Supriyani menjalani sidang tuntutan di Pengadilan Negeri (PN) Andoolo pada Senin (11/11). JPU Ujang Sutisna dalam tuntutannya meminta hakim PN Andoolo membebaskan Supriyani dari segala tuntutan hukum.

"Menuntut, supaya majelis hakim PN Andoolo yang memeriksa dan mengadili perkara ini untuk memutuskan, menyatakan, menuntut Supriyani lepas dari segala tuntutan hukum," kata Ujang Sutisna saat membacakan surat tuntutan di PN Andoolo, Senin (11/11/2024) dilansir detikSulsel.

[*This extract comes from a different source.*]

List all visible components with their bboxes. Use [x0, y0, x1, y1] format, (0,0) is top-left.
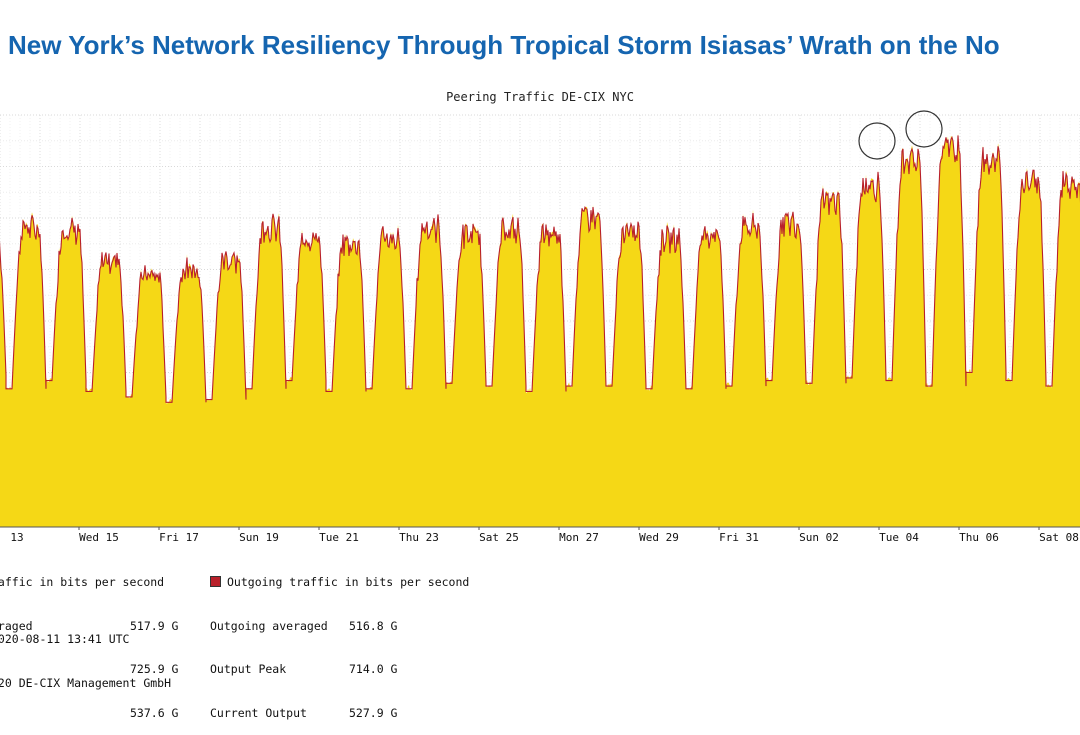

"Kedua membebaskan terdakwa Supriyani dari dakwaan kesatu melanggar Pasal Perlindungan Anak," tambah Ujang.

Ujang mengatakan pihaknya telah mempertimbangkan banyak hal agar Supriyani dibebaskan. Pertama, dia menyebut sifat jahat Supriyani dalam kasus ini tidak dapat dibuktikan.

"Walaupun perbuatan pidana dapat dibuktikan, akan tetapi tidak dapat dibuktikan adanya sifat jahat atau mens rea," ujarnya.

Kedua, pihaknya berkesimpulan tindakan Supriyani merupakan bentuk pendidikan terhadap siswanya. Dia pun menyebut tidak ada yang memberatkan Supriyani dalam kasus ini.

"Dalam perkara ini terdakwa Supriyani memukul saksi anak, namun bukan tindak pidana. Kami mengemukakan pertimbangan, yang memberatkan tidak ada," bebernya.

Selanjutnya, JPU menilai terdakwa bersifat sopan selama persidangan. Terdakwa juga sudah mengabdi sebagai guru sejak 2009 dan tidak pernah bermasalah dengan hukum.

"Hal yang meringankan terdakwa bersifat sopan selama persidangan, terdakwa sudah jadi guru honorer sejak tahun 2009 sampai sekarang, memiliki 2 anak kecil yang membutuhkan perhatian, dan tidak pernah dihukum," jelasnya.